- 754 Okunma
- 1 Yorum
- 0 Beğeni
Toprak Kokusu
Görünmediğini düşünen biri gibi çıplak kalsam birkaç dakika… Seyreden olarak var olmanın tanrısallığında bir parça yükselsem olduğum yerden… Küçültsem her şeyi, elime alıp evirip çevirecek kadar…
Mesela sokaktaki ağacı alsam elime… Fiziksel olarak yerinde durmaya devam etse de ben yine de oturduğum yerden dokunabilsem sert yüzeyine… Dokundukça birleşsem onunla… Kök salsam…
Aysel Hanım karşı komşuyla konuşuyor yine. Geçende bana balkonu yıkarken biraz dikkatli olmamı, suyun karşı evin çamaşırlarına sıçradığını söylerkenki tondan çok uzaktaki sesiyle tamamen onayladığı biriyle konuşuyor olduğunu söylüyor bana. Tabii o farkında değil bu durumun.

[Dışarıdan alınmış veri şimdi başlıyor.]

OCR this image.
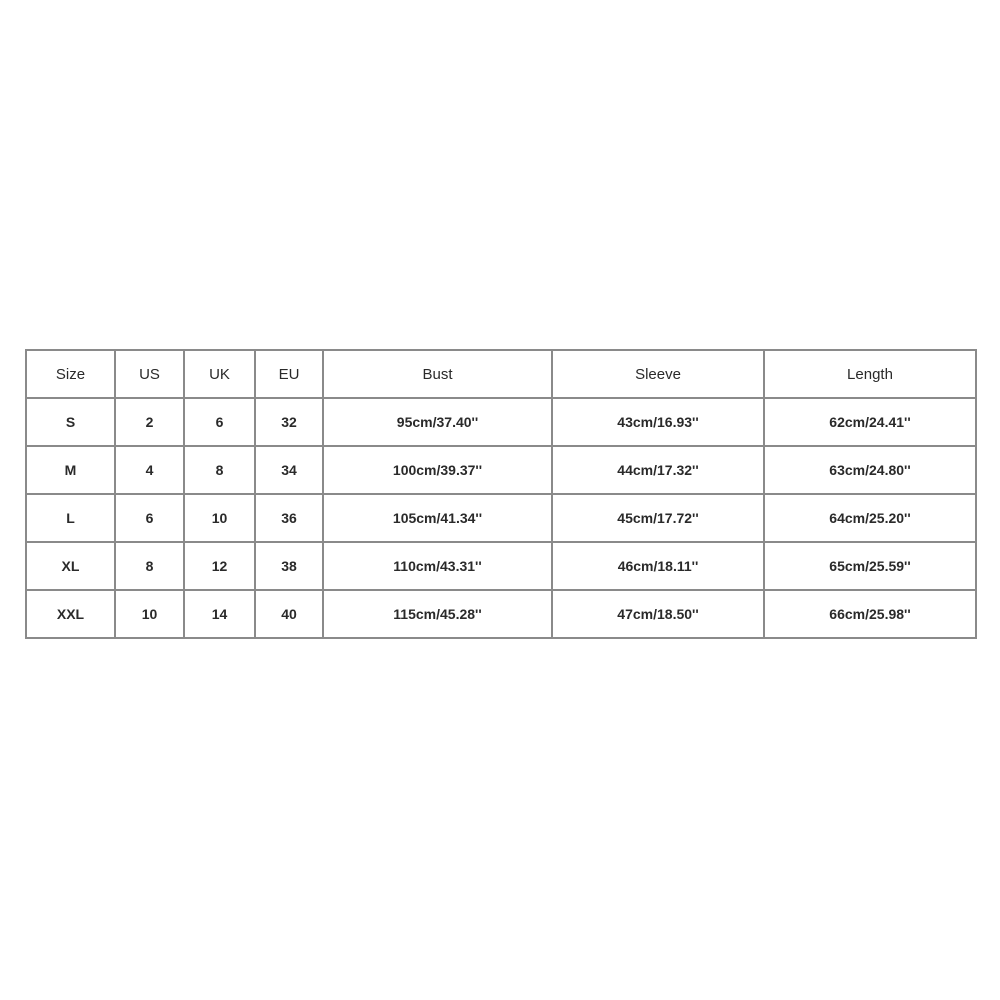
Size	US	UK	EU	Bust	Sleeve	Length
S	2	6	32	95cm/37.40''	43cm/16.93''	62cm/24.41''
M	4	8	34	100cm/39.37''	44cm/17.32''	63cm/24.80''
L	6	10	36	105cm/41.34''	45cm/17.72''	64cm/25.20''
XL	8	12	38	110cm/43.31''	46cm/18.11''	65cm/25.59''
XXL	10	14	40	115cm/45.28''	47cm/18.50''	66cm/25.98''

Benim kulak kesilip sesindeki anlamı çözmeye çalıştığıma dair en küçük bir fikri bile yok. İyi bir komşu nasıl olmalı, anlamak için Aysel Hanım’ın sesine kulak vermeli.
Görünmez olmaktan söz ederken nerden yolum iyi komşu olmaya düştü, anlamak mümkün değil! Mantıken düşmemesi gerekirdi ama Aysel Hanım hiç girmeye niyetim olmayan o sokağa aldı zorla götürdü beni.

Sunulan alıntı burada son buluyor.